I slid to the floor and stared up at the bland paperboard ceiling tiles. “I don’t need you to come in ,” I said firmly. “I need to get the civilians out .”
“We know, Princess,” Sadie said. “But two guns are better than one, and we won’t have any leverage until we know what our bad guys want.”
“Fine,” I said. “How soon can we expect Kappa to call?”
As if on cue, the phones started ringing, and I snapped back up to watch the perps’ reactions. The one on the end marched around the desk, roughly grabbing the receiver as the others tightened their stance before the hostages.
I couldn’t hear what he said through the door, the seconds ticking by slowly as I watched him talk. But as soon as he put the phone down, Jake joined our line.
“Kappa’s gonna try calling back in a couple minutes,” he began, referring to Kelsey. “We don’t have names, but we’ve got their demands: two hundred black and white cookies, five million dollars in unmarked small bills, and a van with a guarantee of safe passage to the airport.”
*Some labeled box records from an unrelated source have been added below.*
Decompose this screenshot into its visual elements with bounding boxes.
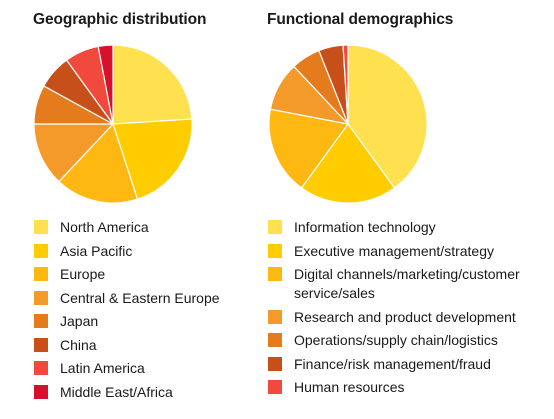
legend-label: Central & Eastern Europe bbox=[60, 289, 220, 306]
legend-label: Digital channels/marketing/customer serv… bbox=[294, 266, 520, 301]
geographic-pie-chart bbox=[33, 44, 193, 204]
legend-swatch bbox=[34, 290, 48, 305]
legend-item-human-resources: Human resources bbox=[268, 378, 550, 397]
legend-item-operations-supply-chain-logistics: Operations/supply chain/logistics bbox=[268, 331, 550, 350]
legend-item-digital-channels-marketing-customer-service-sales: Digital channels/marketing/customer serv… bbox=[268, 265, 550, 303]
legend-label: Research and product development bbox=[294, 308, 516, 325]
legend-swatch bbox=[34, 337, 48, 352]
legend-label: Information technology bbox=[294, 219, 436, 235]
pie-slice-digital-channels-marketing-customer-service-sales bbox=[268, 108, 349, 189]
legend-item-middle-east-africa: Middle East/Africa bbox=[34, 383, 220, 402]
legend-swatch bbox=[268, 356, 282, 371]
pie-slice-executive-management-strategy bbox=[300, 123, 396, 204]
legend-swatch bbox=[268, 380, 282, 394]
legend-label: Latin America bbox=[60, 360, 145, 376]
legend-item-executive-management-strategy: Executive management/strategy bbox=[268, 242, 550, 261]
pie-slice-human-resources bbox=[342, 44, 349, 125]
legend-item-north-america: North America bbox=[34, 218, 220, 237]
legend-swatch bbox=[268, 267, 282, 281]
legend-item-japan: Japan bbox=[34, 312, 220, 331]
legend-label: Asia Pacific bbox=[60, 242, 133, 259]
legend: Information technology Executive manageme… bbox=[268, 218, 550, 402]
legend-label: Middle East/Africa bbox=[60, 383, 173, 400]
legend-item-europe: Europe bbox=[34, 265, 220, 284]
pie-slice-europe bbox=[58, 123, 139, 204]
pie-slice-asia-pacific bbox=[112, 118, 193, 200]
pie-slice-central-eastern-europe bbox=[33, 123, 114, 183]
legend-item-research-and-product-development: Research and product development bbox=[268, 308, 550, 327]
legend-swatch bbox=[34, 243, 48, 258]
chart-title: Functional demographics bbox=[267, 11, 454, 28]
legend-swatch bbox=[268, 333, 282, 347]
pie-slice-north-america bbox=[112, 44, 193, 125]
legend-swatch bbox=[268, 309, 282, 324]
chart-title: Geographic distribution bbox=[33, 11, 207, 28]
legend-swatch bbox=[268, 243, 282, 258]
legend-item-information-technology: Information technology bbox=[268, 218, 550, 237]
legend-swatch bbox=[34, 267, 48, 281]
legend-swatch bbox=[34, 314, 48, 328]
legend-label: Executive management/strategy bbox=[294, 242, 494, 259]
pie-slice-middle-east-africa bbox=[97, 44, 114, 125]
legend-swatch bbox=[34, 220, 48, 234]
pie-slice-information-technology bbox=[347, 44, 428, 189]
legend-item-asia-pacific: Asia Pacific bbox=[34, 242, 220, 261]
legend-item-latin-america: Latin America bbox=[34, 359, 220, 378]
legend-label: Human resources bbox=[294, 379, 405, 395]
legend-label: Operations/supply chain/logistics bbox=[294, 332, 498, 348]
legend-label: North America bbox=[60, 219, 149, 235]
legend-swatch bbox=[34, 361, 48, 375]
legend-label: China bbox=[60, 336, 97, 353]
legend-label: Europe bbox=[60, 266, 106, 282]
legend-label: Japan bbox=[60, 313, 99, 329]
legend-item-china: China bbox=[34, 336, 220, 355]
legend-item-finance-risk-management-fraud: Finance/risk management/fraud bbox=[268, 355, 550, 374]
functional-pie-chart bbox=[268, 44, 428, 204]
legend-swatch bbox=[34, 384, 48, 399]
legend-label: Finance/risk management/fraud bbox=[294, 355, 491, 372]
legend-item-central-eastern-europe: Central & Eastern Europe bbox=[34, 289, 220, 308]
legend-swatch bbox=[268, 220, 282, 234]
legend: North America Asia Pacific Europe Central &… bbox=[34, 218, 220, 406]
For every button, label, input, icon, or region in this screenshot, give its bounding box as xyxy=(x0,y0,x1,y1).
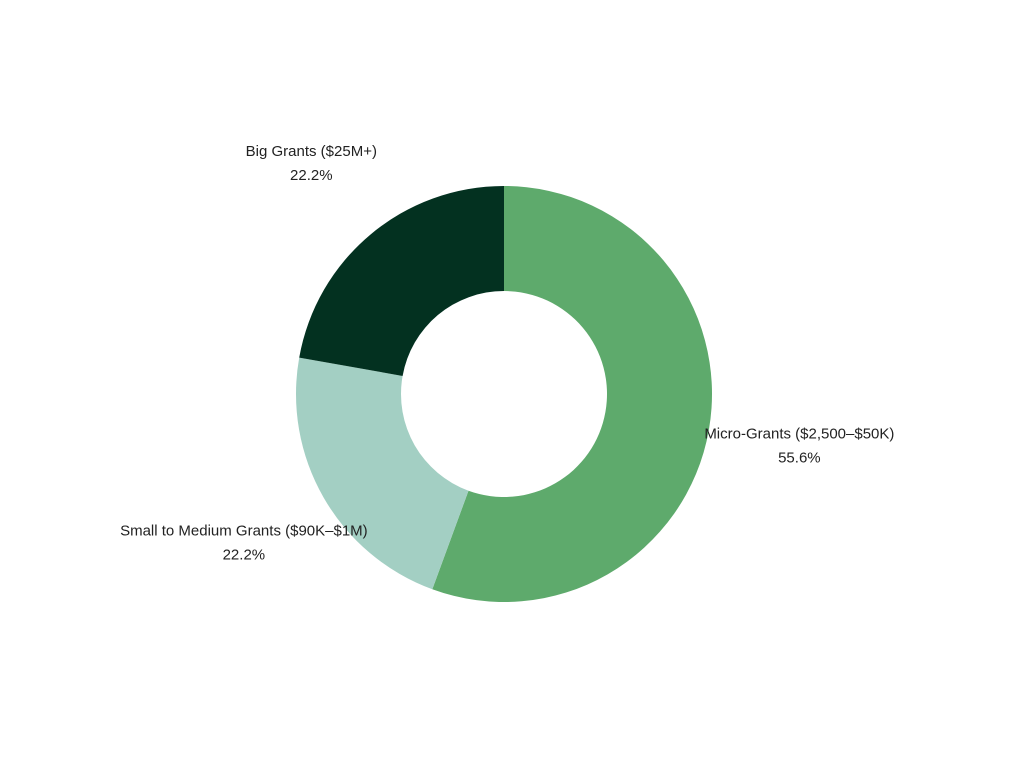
slice-value-label: 22.2% xyxy=(223,546,266,563)
donut-slice xyxy=(432,186,712,602)
slice-label: Small to Medium Grants ($90K–$1M) xyxy=(120,522,368,539)
slice-label: Big Grants ($25M+) xyxy=(246,143,377,160)
slice-value-label: 55.6% xyxy=(778,449,821,466)
donut-slice xyxy=(296,357,469,590)
donut-slice xyxy=(299,186,504,376)
slice-value-label: 22.2% xyxy=(290,167,333,184)
slice-label: Micro-Grants ($2,500–$50K) xyxy=(704,425,894,442)
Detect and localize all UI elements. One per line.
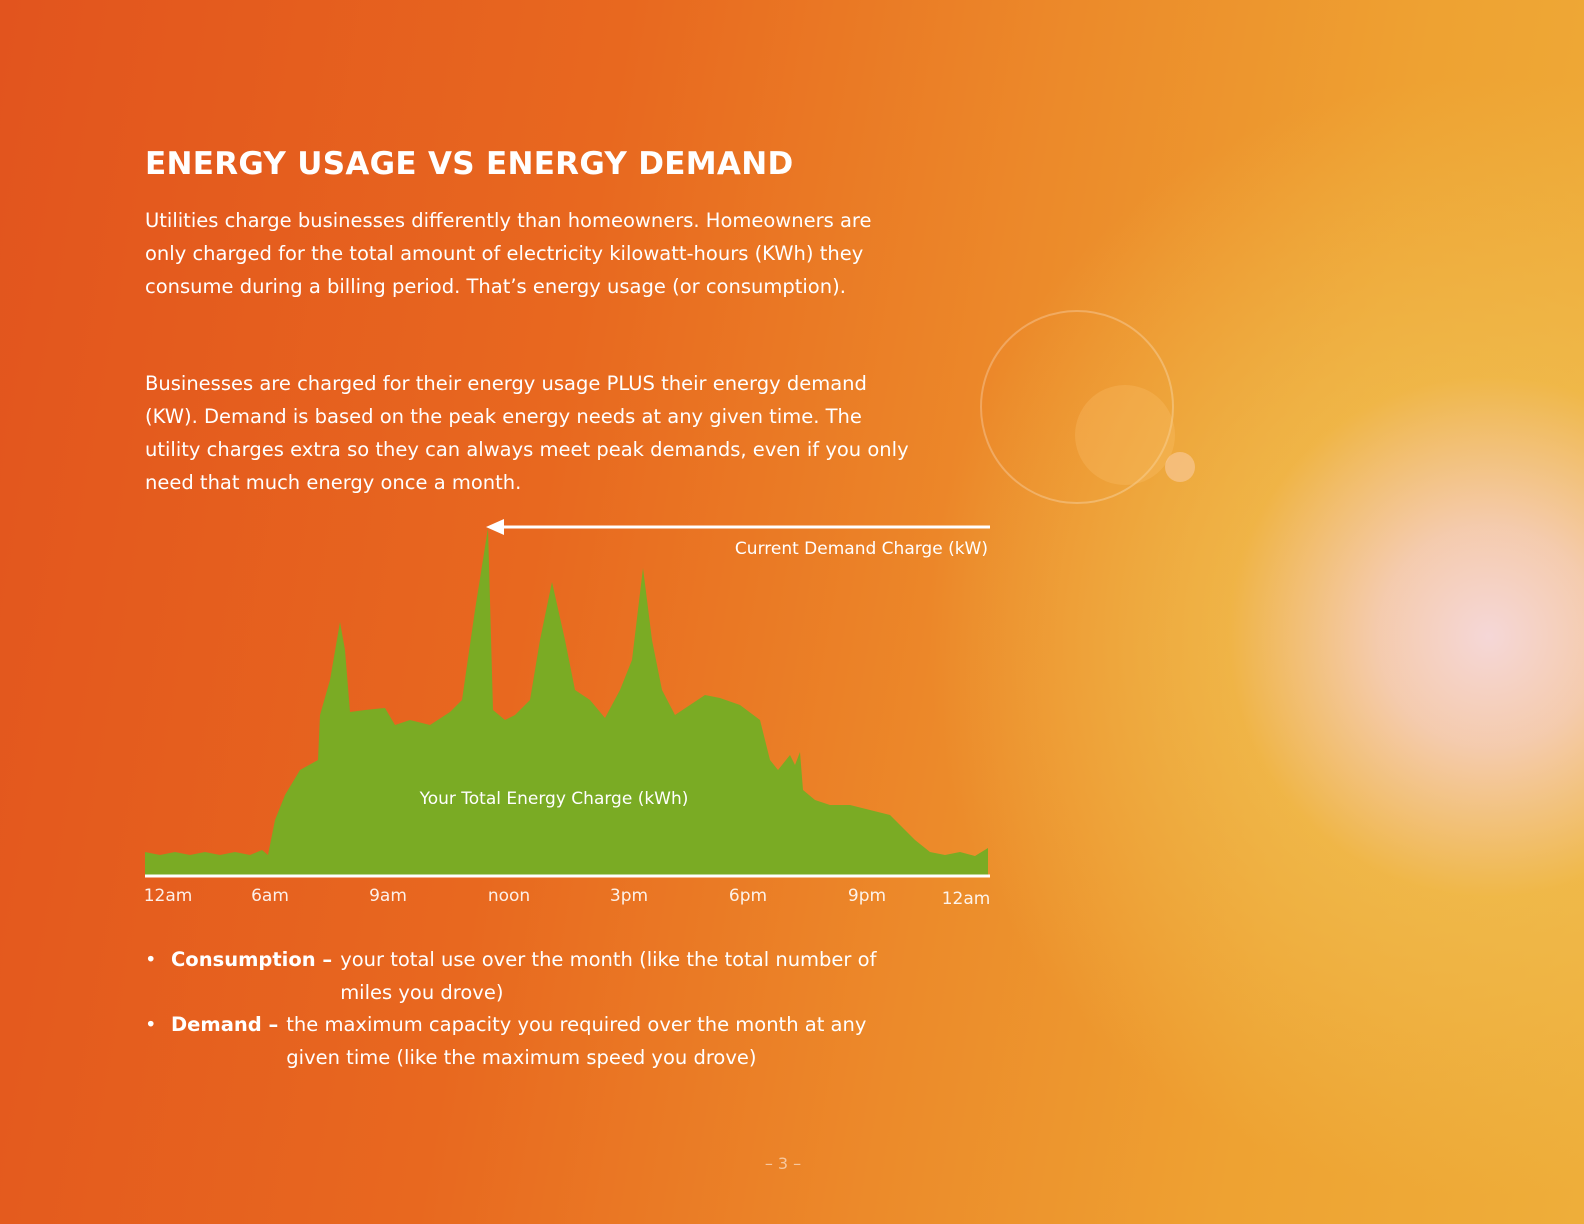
definition: your total use over the month (like the … [340,948,877,1004]
page-number: – 3 – [764,1154,802,1173]
time-label: 12am [144,886,193,906]
time-label: noon [488,886,530,906]
time-label: 9am [369,886,407,906]
energy-label: Your Total Energy Charge (kWh) [419,789,689,809]
arrow-head [486,519,504,535]
paragraph: Utilities charge businesses differently … [145,209,872,298]
time-label: 9pm [848,886,886,906]
demand-label: Current Demand Charge (kW) [735,539,988,559]
lens-flare [980,310,1174,504]
paragraph: Businesses are charged for their energy … [145,372,909,494]
time-label: 12am [942,889,991,909]
bullet-list: • Consumption – your total use over the mo… [145,944,915,1074]
bullet-dot: • [145,948,157,971]
term: Demand – [171,1013,279,1036]
time-label: 6pm [729,886,767,906]
bullet: • Consumption – your total use over the mo… [145,944,915,1009]
bullet-dot: • [145,1013,157,1036]
usage-chart: Current Demand Charge (kW) Your Total En… [144,519,991,909]
bullet: • Demand – the maximum capacity you requir… [145,1009,915,1074]
title: ENERGY USAGE VS ENERGY DEMAND [145,146,794,182]
time-label: 6am [251,886,289,906]
time-label: 3pm [610,886,648,906]
term: Consumption – [171,948,333,971]
energy-area [145,528,988,875]
lens-flare [1165,452,1195,482]
lens-flare [1075,385,1175,485]
definition: the maximum capacity you required over t… [286,1013,867,1069]
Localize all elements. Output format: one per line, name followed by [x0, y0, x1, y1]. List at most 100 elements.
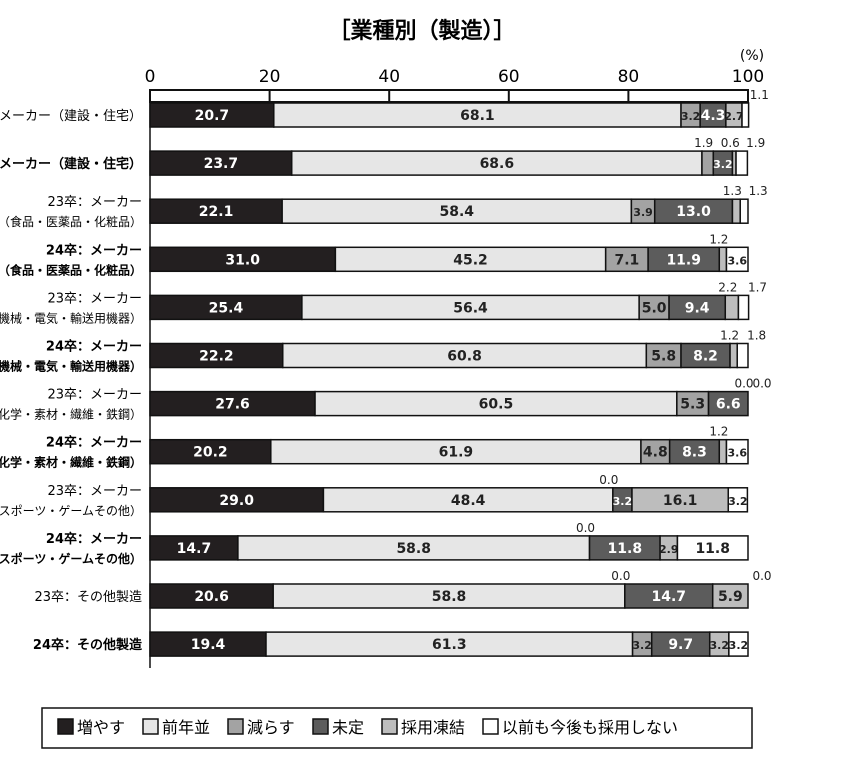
data-label-callout: 1.2	[709, 232, 728, 246]
bar-segment-採用凍結	[718, 246, 728, 273]
data-label: 60.5	[479, 397, 514, 413]
legend-label: 未定	[332, 718, 364, 737]
data-label-callout: 0.6	[721, 136, 740, 150]
bar-segment-減らす	[604, 246, 649, 273]
bar-segment-未定	[668, 438, 721, 465]
bar-segment-前年並	[282, 342, 648, 369]
bar-segment-採用凍結	[724, 294, 740, 321]
data-label: 3.9	[633, 206, 653, 219]
bar-segment-採用凍結	[731, 198, 741, 224]
bar-segment-減らす	[645, 342, 682, 369]
bar-segment-未定	[650, 631, 711, 657]
bar-segment-前年並	[237, 535, 591, 561]
data-label: 7.1	[614, 252, 639, 268]
unit-label: (%)	[740, 48, 764, 64]
data-label: 5.9	[718, 589, 743, 605]
category-label: （印刷・スポーツ・ゲームその他）	[0, 551, 142, 566]
category-label: （機械・電気・輸送用機器）	[0, 359, 142, 374]
x-tick-label: 80	[618, 67, 640, 87]
data-label: 16.1	[663, 493, 698, 509]
data-label: 11.8	[695, 541, 730, 557]
bar-segment-未定	[707, 390, 749, 417]
bar-segment-減らす	[701, 150, 715, 176]
category-label: （印刷・スポーツ・ゲームその他）	[0, 504, 142, 518]
x-tick-label: 20	[259, 67, 281, 87]
category-label: （食品・医薬品・化粧品）	[0, 214, 142, 229]
data-label-callout: 1.7	[748, 280, 767, 294]
legend	[41, 707, 753, 749]
data-label: 31.0	[225, 252, 260, 268]
bar-segment-増やす	[149, 438, 272, 465]
data-label: 3.2	[710, 639, 730, 652]
category-label: （化学・素材・繊維・鉄鋼）	[0, 455, 142, 470]
data-label-callout: 1.9	[694, 136, 713, 150]
data-label-callout: 0.0	[752, 377, 771, 391]
category-label: 24卒：メーカー	[46, 435, 142, 451]
bar-segment-未定	[699, 102, 727, 128]
bar-segment-増やす	[149, 631, 267, 657]
data-label: 6.6	[716, 397, 741, 413]
data-label: 11.8	[608, 541, 643, 557]
bar-segment-以前も今後も採用しない	[725, 246, 749, 273]
data-label: 5.3	[680, 397, 705, 413]
data-label: 5.0	[642, 300, 667, 316]
data-label: 61.9	[439, 445, 474, 461]
data-label-callout: 2.2	[718, 280, 737, 294]
data-label: 2.7	[724, 110, 744, 123]
data-label: 4.8	[643, 445, 668, 461]
data-label: 9.7	[668, 637, 693, 653]
data-label: 5.8	[651, 349, 676, 365]
data-label-callout: 0.0	[734, 377, 753, 391]
data-label: 3.2	[729, 639, 749, 652]
bar-segment-以前も今後も採用しない	[728, 631, 749, 657]
category-label: 23卒：メーカー	[47, 388, 142, 403]
data-label: 3.2	[713, 158, 733, 171]
bar-segment-採用凍結	[718, 438, 728, 465]
category-label: 23卒：メーカー	[47, 484, 142, 499]
data-label: 29.0	[219, 493, 254, 509]
data-label: 11.9	[666, 252, 701, 268]
data-label: 45.2	[453, 252, 488, 268]
legend-swatch	[312, 718, 329, 735]
data-label: 23.7	[204, 156, 239, 172]
data-label: 3.6	[727, 447, 747, 460]
legend-label: 採用凍結	[401, 718, 465, 737]
data-label-callout: 0.0	[611, 569, 630, 583]
data-label: 27.6	[215, 397, 250, 413]
data-label: 68.6	[480, 156, 515, 172]
x-tick-label: 0	[145, 67, 156, 87]
data-label: 61.3	[432, 637, 467, 653]
data-label: 13.0	[676, 204, 711, 220]
data-label: 22.1	[199, 204, 234, 220]
bar-segment-以前も今後も採用しない	[676, 535, 749, 561]
bar-segment-以前も今後も採用しない	[739, 198, 749, 224]
category-label: 24卒：その他製造	[33, 637, 143, 653]
data-label: 58.8	[432, 589, 467, 605]
bar-segment-未定	[588, 535, 661, 561]
data-label: 8.2	[693, 349, 718, 365]
chart-title: ［業種別（製造）］	[328, 18, 515, 44]
bar-segment-増やす	[149, 390, 316, 417]
bar-segment-以前も今後も採用しない	[727, 487, 749, 513]
category-label: 23卒：メーカー（建設・住宅）	[0, 108, 142, 124]
legend-swatch	[381, 718, 398, 735]
legend-label: 減らす	[247, 718, 295, 737]
bar-segment-増やす	[149, 535, 239, 561]
bar-segment-増やす	[149, 487, 325, 513]
bar-segment-減らす	[640, 438, 671, 465]
data-label-callout: 1.2	[709, 425, 728, 439]
category-label: 24卒：メーカー（建設・住宅）	[0, 156, 142, 172]
data-label-callout: 1.3	[723, 184, 742, 198]
bar-segment-前年並	[290, 150, 703, 176]
data-label-callout: 1.8	[747, 329, 766, 343]
data-label: 58.8	[396, 541, 431, 557]
data-label: 20.6	[194, 589, 229, 605]
bar-segment-減らす	[638, 294, 670, 321]
category-label: 23卒：その他製造	[34, 590, 142, 605]
data-label: 25.4	[209, 300, 244, 316]
data-label: 3.2	[728, 495, 748, 508]
category-label: （食品・医薬品・化粧品）	[0, 262, 142, 277]
bar-segment-増やす	[149, 246, 337, 273]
I snorted. “They asked for cookies ?”
“Apparently so,” Jake said. “Either they just love chocolate, or they’re using it as a stall tactic. Kappa said she once had a pair of bank robbers order three dozen margherita pizzas since they knew orders that size typically require a twelve-hour notice.”
“Interesting,” Sadie chuckled. “I was just gonna see if I could learn anything from the bakery’s security cameras.”
“Either way, money and cookies aren’t their endgame,” I said. “There has to be a reason they targeted the library .”
The generic black uniforms of the gunmen were about as illuminating as the silence on the other end of my earbud. But before I could start entertaining terrible ideas about makeshift explosives and running in to yank a few masks off, one of the thugs grabbed a girl by the arm.
“Hold up,” I murmured, pulling out my phone. “They’re singling out one of the librarians. I’m gonna try to get a picture.”
Between the window and the distance, the image quality was decidedly terrible, but I did my best to snap a shot as they dragged her behind the counter. Towards an office.
Towards my office.
I cursed under my breath and ducked under the nearest desk, pulling the chair in close as I squished my body against the wall. I hit send on the photo as the door clicked open, then turned off vibrations and shoved my phone into my pocket.
“Princess?” Scott said over my earbud. “What’s going on over there?”